McDonalds in Downtown Milan

Photo (30)This time last week my guy and I were walking the streets of Milan, Italy. I am still reeling from the fact that I was there, in the midst of all that history, culture and diversity. We took a lot of pictures and when we show them to someone we find ourselves trying to describe just how much bigger and more grand everything was. The camera couldn’t capture all that there was to see, and our words fall short in describing what it felt like to be there. But we still try!
As we entered into the main square of Milan, one of the very first things I wanted to do was to sit at a sidewalk café and sip a cappuccino and watch the people pass by. We heard so many different languages and watched as people, bicycles, cars and motorcycles lived together in a small space; people simply made room for each other.
Another thing I noticed was the fact that there were current icons like The Apple Store and McDonalds wedged into buildings that were hundreds of years old, balancing the look of new and sleek in the backdrop of timeless and historical. This was fascinating to me because I can’t imagine choosing to eat McDonalds when there are cafes offering fresh meats and cheeses, pasta and gelato at every turn; and yet there were so many people sitting on the steps of the piazza, digging into a fast food bag. I guess people often want what is familiar.
It made me think about my own habits. Am I settling for McDonalds in downtown Milan? Are there ways that I am choosing the familiar, the comfortable over what might be better? Am I willing to look a little further, to risk trying something different over always knowing what comes next?

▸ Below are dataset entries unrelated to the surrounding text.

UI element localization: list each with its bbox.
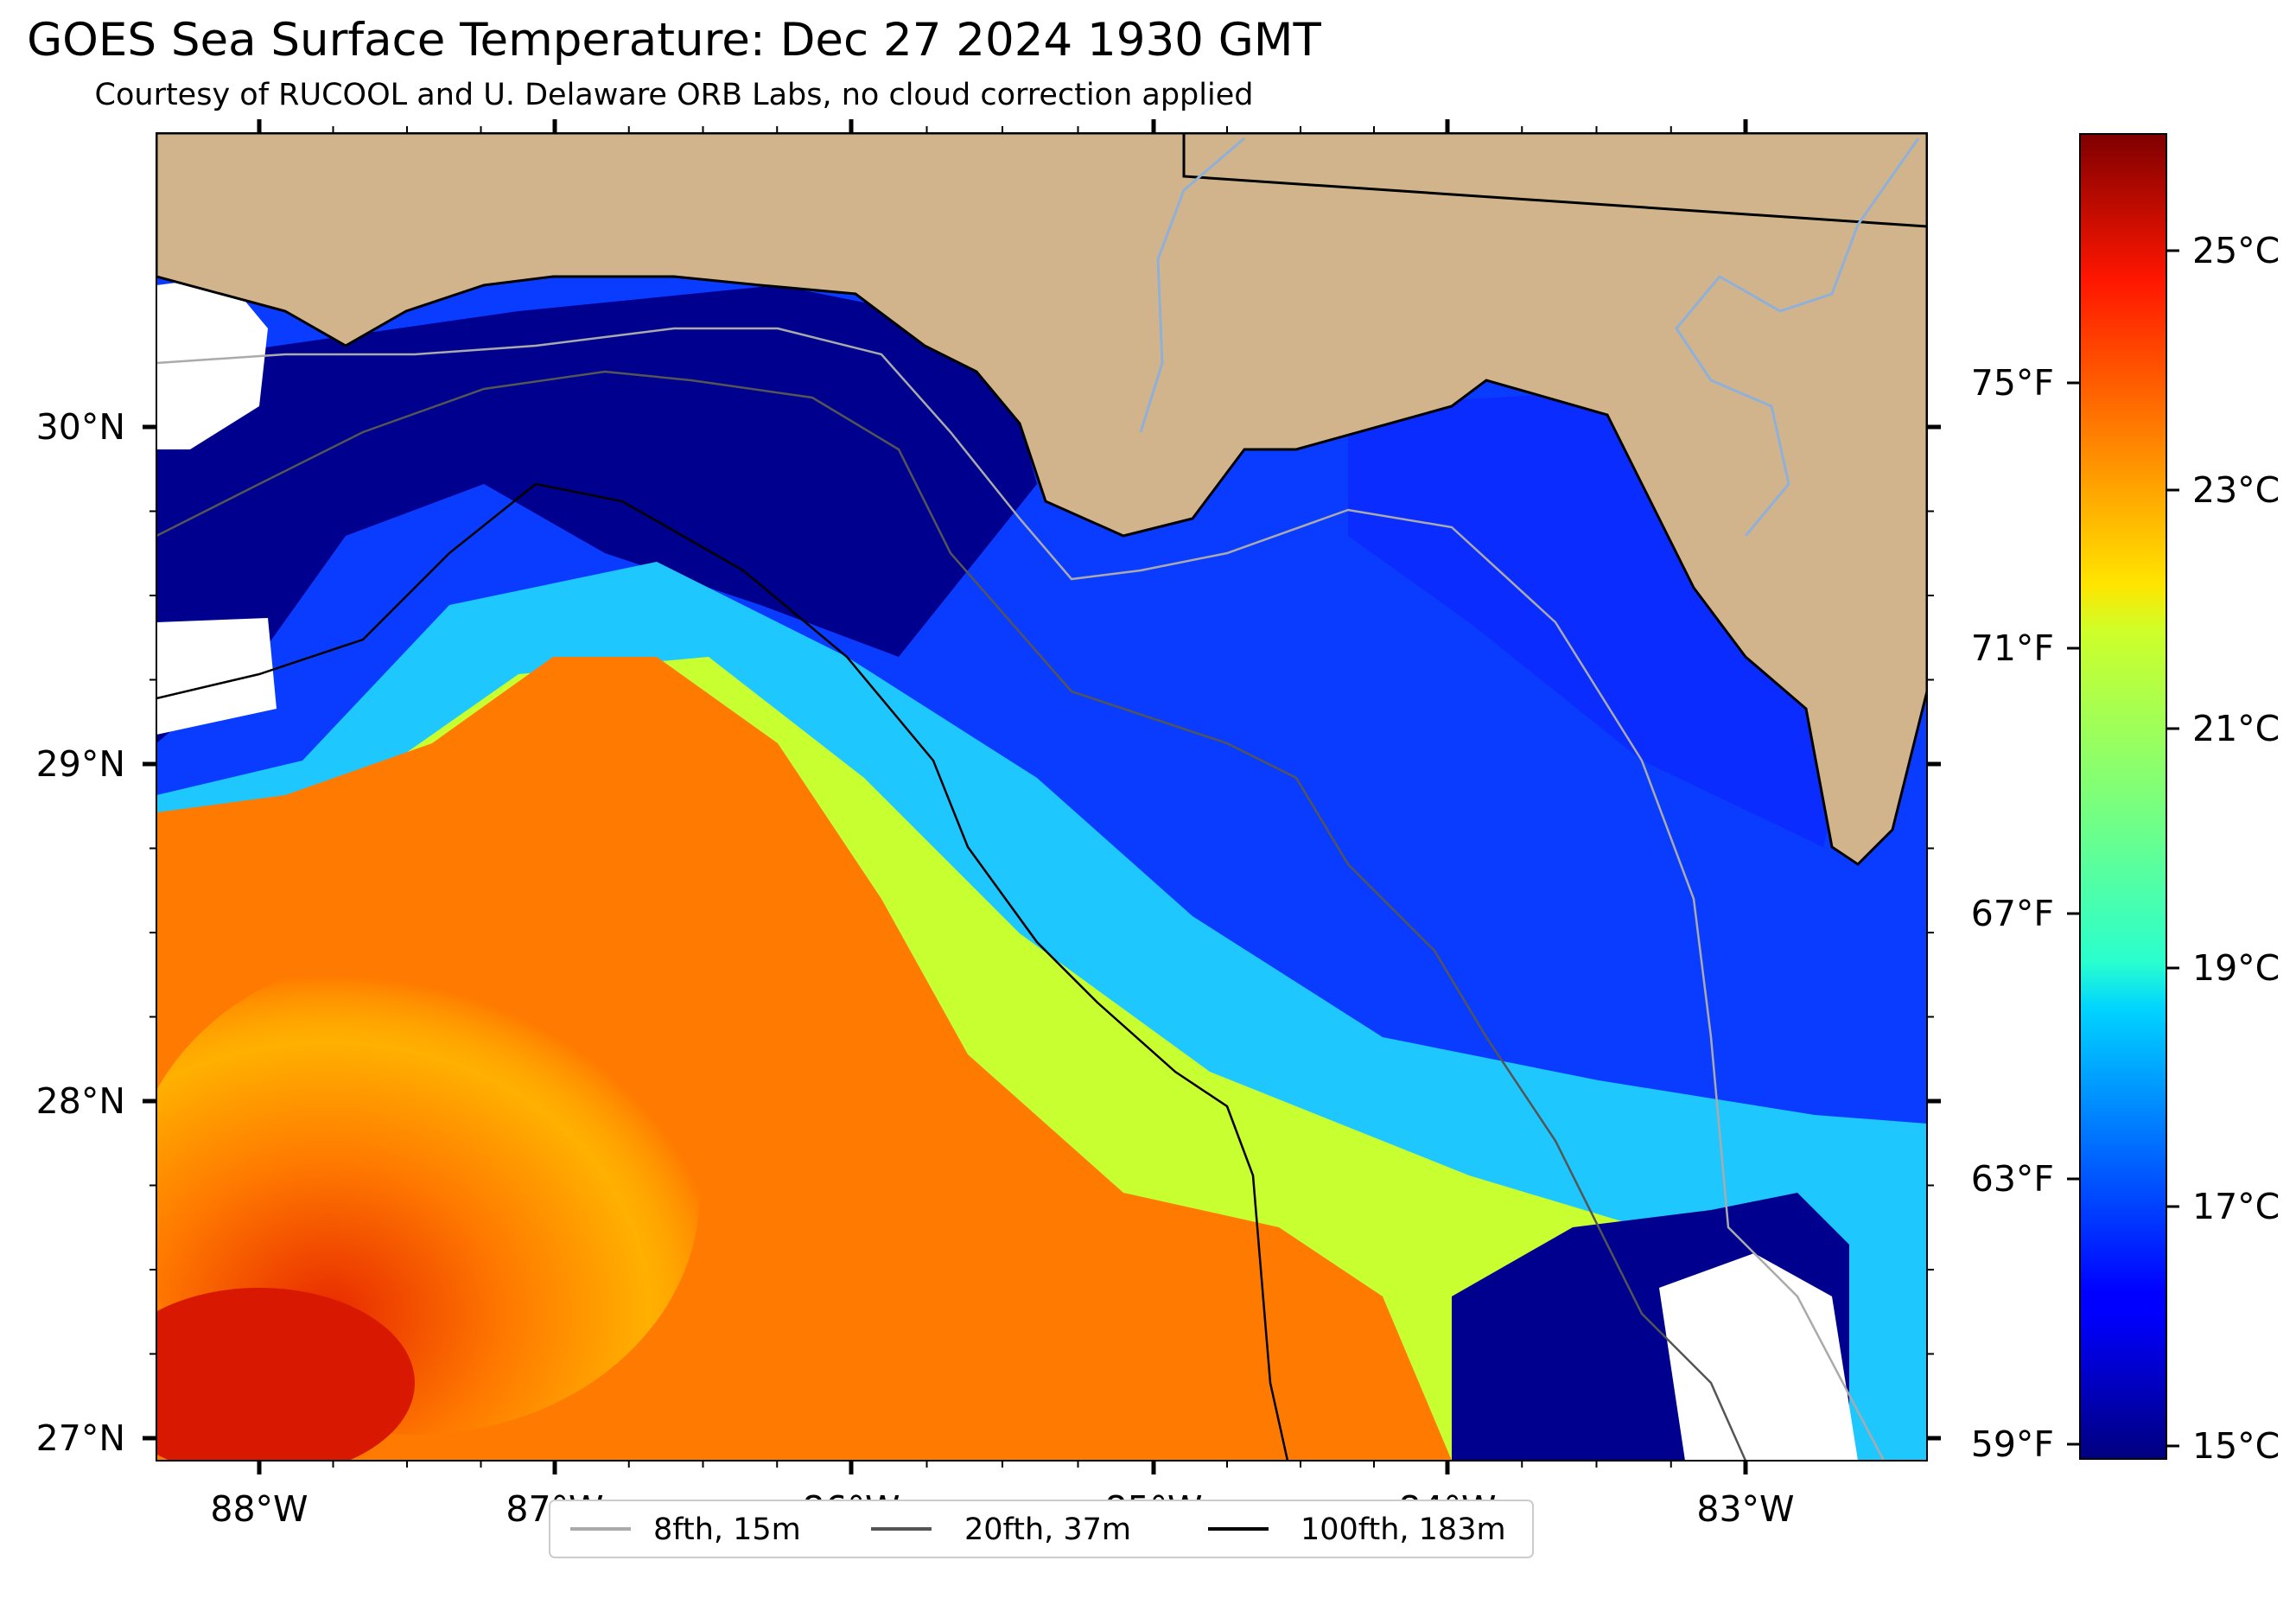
map-area (156, 133, 1927, 1461)
celsius-label: 23°C (2192, 469, 2280, 511)
river-apalachicola (1139, 137, 1245, 433)
contour-20fth (156, 370, 1747, 1461)
colorbar (2079, 133, 2167, 1460)
fahrenheit-label: 71°F (1971, 627, 2054, 669)
state-border (1182, 133, 1927, 228)
chart-subtitle: Courtesy of RUCOOL and U. Delaware ORB L… (94, 78, 1254, 112)
legend-label-100fth: 100fth, 183m (1301, 1513, 1506, 1547)
chart-title: GOES Sea Surface Temperature: Dec 27 202… (27, 14, 1321, 67)
celsius-label: 17°C (2192, 1186, 2280, 1227)
colorbar-celsius-ticks: 25°C 23°C 21°C 19°C 17°C 15°C (2166, 230, 2280, 1467)
contour-8fth (156, 327, 1886, 1461)
legend-label-20fth: 20fth, 37m (964, 1513, 1131, 1547)
warmest-patch (156, 1288, 415, 1461)
lon-label: 88°W (210, 1488, 308, 1530)
celsius-label: 25°C (2192, 230, 2280, 271)
lat-label: 29°N (36, 743, 125, 785)
latitude-labels: 30°N 29°N 28°N 27°N (36, 406, 125, 1459)
celsius-label: 21°C (2192, 708, 2280, 749)
nodata-mobile-bay (156, 277, 268, 449)
colorbar-fahrenheit-ticks: 75°F 71°F 67°F 63°F 59°F (1971, 362, 2080, 1465)
nodata-mississippi-delta (156, 618, 277, 735)
fahrenheit-label: 63°F (1971, 1158, 2054, 1200)
legend: 8fth, 15m 20fth, 37m 100fth, 183m (549, 1500, 1534, 1558)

I haven’t eaten at a McDonalds in years, so we sure didn’t bother to go there while we were in Italy, but instead ordered items that were unknown, sometimes from menus completely in another language. We had a couple of things that were not our favorites and we learned about a lot of foods and customs that we would happily adopt.
I am just starting to settle down enough to reflect on our time in Europe, but one thing I know is that I want to keep asking, stretching and risking being uncomfortable over always knowing how things are going to turn out.